A recent idea that often catches my attention, is the fact that many things we experience today are nothing more but scenes from the past. Throughout the years, black people have been associated and heavily affiliated with the protest tradition. The protest tradition is characterized by oppression and the resistance to the oppression. Since the early 1800s, African American’s have strived for freedom from their oppressors, although we have made progress the oppression still stands, it has just loosened its reigns for lack of better words. In thinking about this protest tradition, the civil rights movement falls in the center, later giving rise to other movements that ultimately would be created to achieve equality and racial justice.
            One of the things that is reoccurring and really grabs my attention, is the influence of music on a movement. I think music first hand plays a major role because it is a part of our culture. During slavery, enslaved peoples would spend their down time either in church services or engaging in something musical whether singing or just holding a steady tune. Spirituals were created to be a hidden code amongst the enslaved to attempt escaping. It has more widely translated to simply be comforting songs to sing to pass the time. It was this kick start that implemented the musical ability for expressing ones struggle and feelings.

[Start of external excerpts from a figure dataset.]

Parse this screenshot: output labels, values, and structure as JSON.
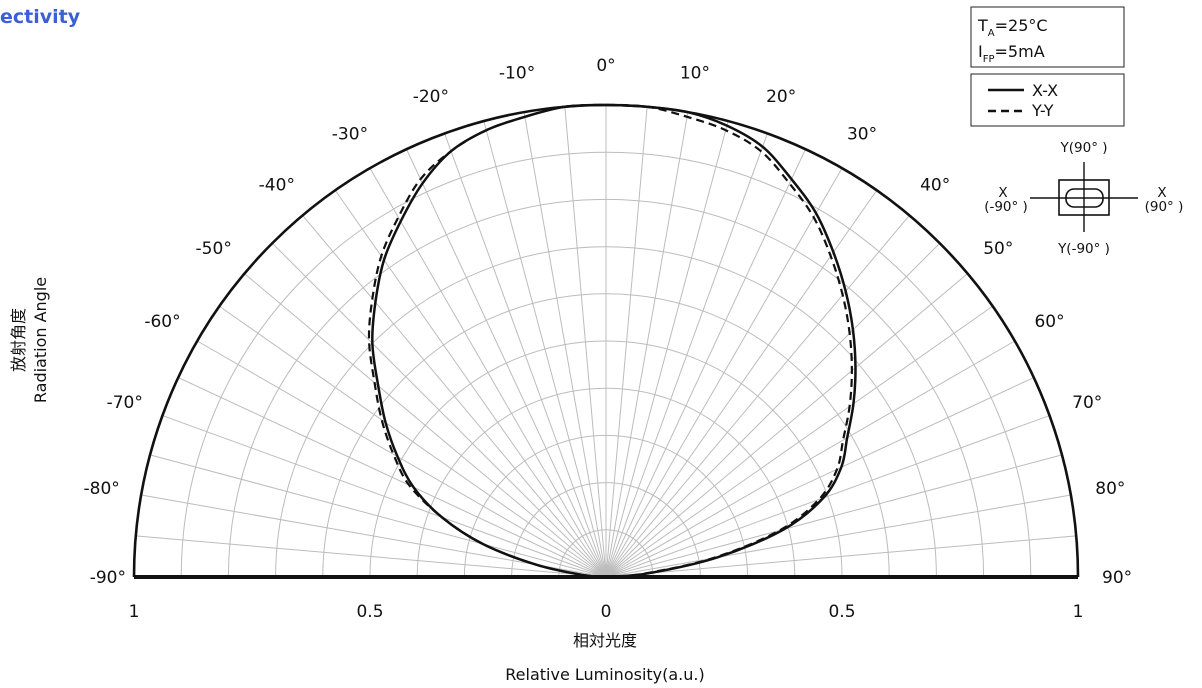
{
  "page": {
    "title": "ectivity"
  },
  "chart_data": {
    "type": "polar",
    "title": "ectivity",
    "angle_axis": {
      "label_cn": "放射角度",
      "label_en": "Radiation Angle",
      "ticks_deg": [
        -90,
        -80,
        -70,
        -60,
        -50,
        -40,
        -30,
        -20,
        -10,
        0,
        10,
        20,
        30,
        40,
        50,
        60,
        70,
        80,
        90
      ],
      "tick_labels": [
        "-90°",
        "-80°",
        "-70°",
        "-60°",
        "-50°",
        "-40°",
        "-30°",
        "-20°",
        "-10°",
        "0°",
        "10°",
        "20°",
        "30°",
        "40°",
        "50°",
        "60°",
        "70°",
        "80°",
        "90°"
      ],
      "range": [
        -90,
        90
      ],
      "grid_step_deg": 5
    },
    "radial_axis": {
      "label_cn": "相対光度",
      "label_en": "Relative Luminosity(a.u.)",
      "ticks": [
        1,
        0.5,
        0,
        0.5,
        1
      ],
      "tick_labels": [
        "1",
        "0.5",
        "0",
        "0.5",
        "1"
      ],
      "range": [
        0,
        1
      ],
      "grid_step": 0.1
    },
    "grid": true,
    "conditions": {
      "ta": {
        "main": "T",
        "sub": "A",
        "rest": "=25°C"
      },
      "ifp": {
        "main": "I",
        "sub": "FP",
        "rest": "=5mA"
      }
    },
    "legend_placement": "top-right",
    "series": [
      {
        "name": "X-X",
        "style": "solid",
        "angle_deg": [
          -90,
          -85,
          -80,
          -75,
          -70,
          -65,
          -60,
          -55,
          -50,
          -45,
          -40,
          -35,
          -30,
          -25,
          -20,
          -15,
          -10,
          -5,
          0,
          5,
          10,
          15,
          20,
          25,
          30,
          35,
          40,
          45,
          50,
          55,
          60,
          65,
          70,
          75,
          80,
          85,
          90
        ],
        "values": [
          0,
          0.05,
          0.15,
          0.27,
          0.37,
          0.45,
          0.51,
          0.57,
          0.63,
          0.7,
          0.76,
          0.82,
          0.87,
          0.92,
          0.96,
          0.98,
          0.99,
          1.0,
          1.0,
          1.0,
          1.0,
          0.99,
          0.97,
          0.93,
          0.89,
          0.84,
          0.79,
          0.74,
          0.69,
          0.64,
          0.59,
          0.55,
          0.49,
          0.39,
          0.24,
          0.09,
          0
        ]
      },
      {
        "name": "Y-Y",
        "style": "dashed",
        "angle_deg": [
          -90,
          -85,
          -80,
          -75,
          -70,
          -65,
          -60,
          -55,
          -50,
          -45,
          -40,
          -35,
          -30,
          -25,
          -20,
          -15,
          -10,
          -5,
          0,
          5,
          10,
          15,
          20,
          25,
          30,
          35,
          40,
          45,
          50,
          55,
          60,
          65,
          70,
          75,
          80,
          85,
          90
        ],
        "values": [
          0,
          0.05,
          0.15,
          0.27,
          0.37,
          0.46,
          0.52,
          0.58,
          0.64,
          0.71,
          0.77,
          0.83,
          0.88,
          0.93,
          0.96,
          0.98,
          0.99,
          1.0,
          1.0,
          1.0,
          0.99,
          0.98,
          0.96,
          0.92,
          0.88,
          0.83,
          0.78,
          0.73,
          0.68,
          0.63,
          0.58,
          0.54,
          0.48,
          0.38,
          0.23,
          0.08,
          0
        ]
      }
    ],
    "orientation_diagram": {
      "top": "Y(90°  )",
      "bottom": "Y(-90°  )",
      "left": [
        "X",
        "(-90°  )"
      ],
      "right": [
        "X",
        "(90°  )"
      ]
    }
  }
}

            During the Civil Rights movement, we had artists like Marvin Gaye to tell us what’s going on and Curtis Mayfield tell us “People get ready for change to come”. During the black militancy phase of Black Power, African American’s began to take pride in their blackness. James Brown helped solidify that pride with the hit, “Say it Loud, I’m Black and I’m Proud”. As we continue to move through time, rap music evolves and groups like Public Enemy, NWA, and others take a stance against police brutality. Today the biggest talk has been about Kendrick’s “Alright”.

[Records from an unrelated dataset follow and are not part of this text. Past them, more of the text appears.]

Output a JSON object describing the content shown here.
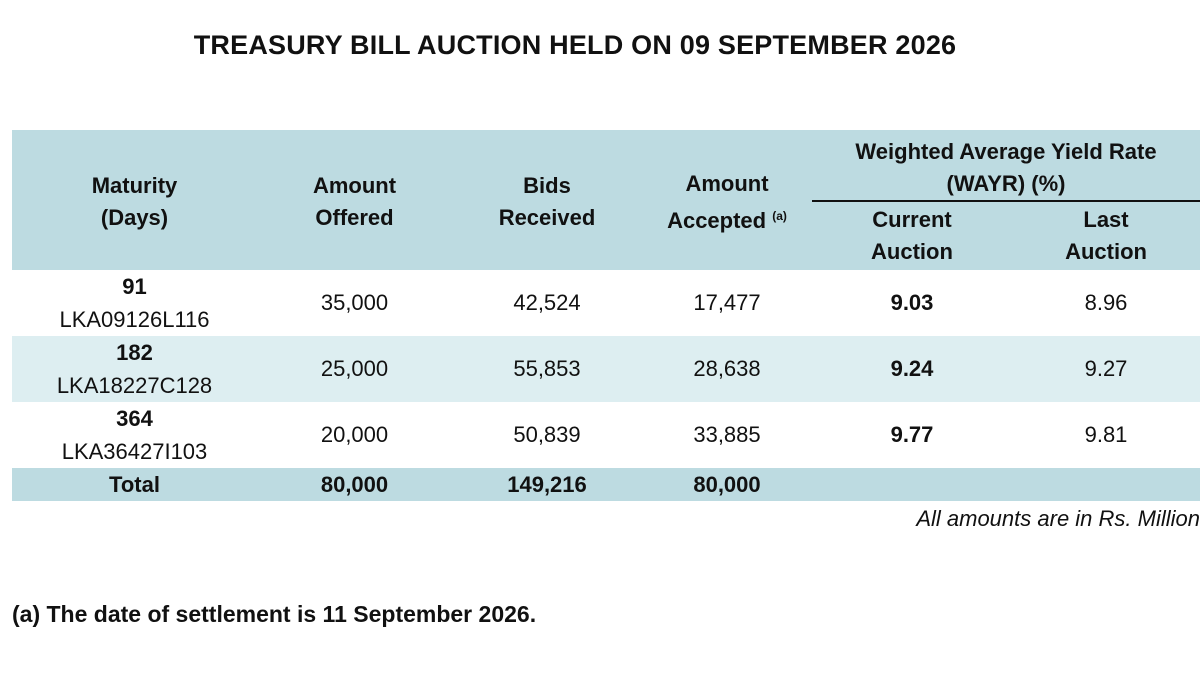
{
  "title": "TREASURY BILL AUCTION HELD ON 09 SEPTEMBER 2026",
  "headers": {
    "maturity_line1": "Maturity",
    "maturity_line2": "(Days)",
    "offered_line1": "Amount",
    "offered_line2": "Offered",
    "bids_line1": "Bids",
    "bids_line2": "Received",
    "accepted_line1": "Amount",
    "accepted_line2": "Accepted",
    "accepted_marker": "(a)",
    "wayr_line1": "Weighted Average Yield Rate",
    "wayr_line2": "(WAYR) (%)",
    "current_line1": "Current",
    "current_line2": "Auction",
    "last_line1": "Last",
    "last_line2": "Auction"
  },
  "rows": [
    {
      "days": "91",
      "code": "LKA09126L116",
      "offered": "35,000",
      "bids": "42,524",
      "accepted": "17,477",
      "current": "9.03",
      "last": "8.96"
    },
    {
      "days": "182",
      "code": "LKA18227C128",
      "offered": "25,000",
      "bids": "55,853",
      "accepted": "28,638",
      "current": "9.24",
      "last": "9.27"
    },
    {
      "days": "364",
      "code": "LKA36427I103",
      "offered": "20,000",
      "bids": "50,839",
      "accepted": "33,885",
      "current": "9.77",
      "last": "9.81"
    }
  ],
  "total": {
    "label": "Total",
    "offered": "80,000",
    "bids": "149,216",
    "accepted": "80,000"
  },
  "units_note": "All amounts are in Rs. Million",
  "footnote": "(a) The date of settlement is 11 September 2026.",
  "colors": {
    "header_bg": "#bddbe1",
    "row_shade": "#ddeef1"
  }
}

This song has escalated to an anthem amongst the black community just like those that have come before him. Like past artists Kendrick takes his talent and uses it as his pedestal to speak up against the injustices that the African American community faces. What makes this song so revolutionary is the visual. Outside of the moving music video, his performance at the 2015 BET Awards displayed a symbolically chronological representation of the injustices of the black community. I say symbolic because the entire time Kendrick along with others on the stage are chained together, one may automatically assume that it represents issues of mass incarceration and brutality; however, I saw it as the early 1800s when our ancestors were first chained to this land they built called America, home of the “free”. This caused a lot of controversy because it displayed an “uncomfortable” visual. Dr. King once said, “the nation doesn’t move around questions of genuine equality for the poor and for the black people until it is confronted massively, dramatically” (Remaining Awake Through a Great Revolution). It is no longer acceptable to consider instances like this uncomfortable, we must be uncomfortable in order to bring about change.